IN another sign that mobile communications are dominating the market, Telstra has signalled an end to the tradition where new homes are automatically fitted with a copper landline link.
From November 19 to the end of December the national telco is testing the market by trialling a change in its business model.
Lead-in cables will be provided only if connection work to the site is ordered by the customer.
Based on feedback from the trial, a decision will be made next year on a permanent policy.
“There’s a changing environment in telecommunications,” Telstra’s south-west area manager Bill Mundy said.
“More and more customers are taking up all-mobile services, which don’t need a landline.
“About 15 per cent of preprovisioning lead-ins are never connected to the Telstra network via a service request.
“This trial is to test whether this change will improve Telstra’s return on investment in this type of work. Savings will be generated by ensuring we provide a lead-in to customers who have a need to connect to our network.”
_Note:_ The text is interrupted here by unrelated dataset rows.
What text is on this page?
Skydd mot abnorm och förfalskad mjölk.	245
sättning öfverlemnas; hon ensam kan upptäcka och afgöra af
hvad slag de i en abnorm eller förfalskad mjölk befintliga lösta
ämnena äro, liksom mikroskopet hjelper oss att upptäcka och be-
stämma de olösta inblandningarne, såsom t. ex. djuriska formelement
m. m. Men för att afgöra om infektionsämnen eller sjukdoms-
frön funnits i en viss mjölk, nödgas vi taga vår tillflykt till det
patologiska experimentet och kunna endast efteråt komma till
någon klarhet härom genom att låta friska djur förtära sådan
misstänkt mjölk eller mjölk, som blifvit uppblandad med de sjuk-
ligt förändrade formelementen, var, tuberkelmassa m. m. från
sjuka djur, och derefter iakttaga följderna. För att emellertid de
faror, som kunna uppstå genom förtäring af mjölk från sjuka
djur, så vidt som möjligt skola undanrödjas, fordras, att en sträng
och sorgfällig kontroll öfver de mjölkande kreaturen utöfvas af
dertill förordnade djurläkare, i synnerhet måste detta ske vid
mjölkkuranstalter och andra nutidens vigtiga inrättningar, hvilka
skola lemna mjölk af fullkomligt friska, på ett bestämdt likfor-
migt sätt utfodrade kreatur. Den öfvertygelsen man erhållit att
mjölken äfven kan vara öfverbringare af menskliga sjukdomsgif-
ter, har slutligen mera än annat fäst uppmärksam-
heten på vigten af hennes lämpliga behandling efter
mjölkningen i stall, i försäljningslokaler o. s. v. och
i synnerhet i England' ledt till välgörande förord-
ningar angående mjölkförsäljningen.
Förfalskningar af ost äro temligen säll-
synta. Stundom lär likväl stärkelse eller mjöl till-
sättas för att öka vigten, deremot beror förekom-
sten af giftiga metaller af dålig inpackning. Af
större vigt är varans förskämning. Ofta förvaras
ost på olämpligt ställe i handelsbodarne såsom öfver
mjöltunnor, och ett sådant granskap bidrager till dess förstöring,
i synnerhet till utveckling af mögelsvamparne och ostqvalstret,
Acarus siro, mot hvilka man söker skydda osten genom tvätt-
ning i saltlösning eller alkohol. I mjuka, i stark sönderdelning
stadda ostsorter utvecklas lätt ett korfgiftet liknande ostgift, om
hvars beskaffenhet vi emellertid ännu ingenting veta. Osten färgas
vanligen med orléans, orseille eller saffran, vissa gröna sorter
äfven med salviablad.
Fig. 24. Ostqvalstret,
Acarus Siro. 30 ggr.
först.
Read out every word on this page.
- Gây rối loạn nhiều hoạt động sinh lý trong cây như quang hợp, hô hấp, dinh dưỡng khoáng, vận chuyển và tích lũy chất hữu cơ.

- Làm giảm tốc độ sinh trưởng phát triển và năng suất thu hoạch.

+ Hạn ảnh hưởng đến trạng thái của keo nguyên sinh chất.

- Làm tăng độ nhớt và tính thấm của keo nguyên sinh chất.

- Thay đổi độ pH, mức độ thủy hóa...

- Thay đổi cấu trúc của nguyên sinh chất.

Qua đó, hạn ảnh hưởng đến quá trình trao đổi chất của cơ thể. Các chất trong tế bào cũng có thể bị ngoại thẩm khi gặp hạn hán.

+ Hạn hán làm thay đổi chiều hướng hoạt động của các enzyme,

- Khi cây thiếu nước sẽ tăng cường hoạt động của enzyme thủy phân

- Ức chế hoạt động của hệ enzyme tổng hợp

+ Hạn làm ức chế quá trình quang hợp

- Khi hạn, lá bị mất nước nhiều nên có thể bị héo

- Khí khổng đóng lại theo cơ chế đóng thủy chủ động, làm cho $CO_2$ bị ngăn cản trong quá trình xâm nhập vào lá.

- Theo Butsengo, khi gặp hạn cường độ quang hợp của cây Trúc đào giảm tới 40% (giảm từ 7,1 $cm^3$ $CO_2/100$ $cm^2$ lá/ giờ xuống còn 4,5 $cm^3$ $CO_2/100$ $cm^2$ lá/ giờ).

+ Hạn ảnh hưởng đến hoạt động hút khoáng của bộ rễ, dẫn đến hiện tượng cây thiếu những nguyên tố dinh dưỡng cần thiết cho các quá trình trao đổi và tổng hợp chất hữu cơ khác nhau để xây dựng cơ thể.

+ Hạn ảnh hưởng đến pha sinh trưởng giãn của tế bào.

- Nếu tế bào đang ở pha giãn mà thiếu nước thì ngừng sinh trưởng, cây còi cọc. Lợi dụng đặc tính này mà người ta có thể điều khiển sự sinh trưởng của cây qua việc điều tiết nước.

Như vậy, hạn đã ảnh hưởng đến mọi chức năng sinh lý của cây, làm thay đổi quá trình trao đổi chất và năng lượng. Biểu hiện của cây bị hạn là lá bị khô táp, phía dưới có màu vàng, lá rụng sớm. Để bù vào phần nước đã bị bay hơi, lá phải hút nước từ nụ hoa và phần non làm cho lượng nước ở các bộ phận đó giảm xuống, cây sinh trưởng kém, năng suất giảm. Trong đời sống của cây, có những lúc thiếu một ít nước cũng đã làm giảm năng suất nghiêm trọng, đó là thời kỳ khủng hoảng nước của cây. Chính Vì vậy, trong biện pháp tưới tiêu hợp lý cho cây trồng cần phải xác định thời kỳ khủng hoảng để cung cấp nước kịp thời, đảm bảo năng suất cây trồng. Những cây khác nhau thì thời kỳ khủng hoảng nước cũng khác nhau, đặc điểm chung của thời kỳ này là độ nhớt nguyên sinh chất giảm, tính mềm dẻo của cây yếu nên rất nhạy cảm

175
Mr Mundy said the trend to mobile services and rollout of the NBN network made landlines less relevant.
“Customers should seriously consider their need for a fixed-line service,” he said.
“Under the trial any orders that are, or can be, associated with a customer service request will not be affected.
“Other orders not able to be linked to a specific customer request will be cancelled and the work will not be completed.”
Residential customers pay $299 to have a lead-in cable fitted from a Telstra network point to a house socket.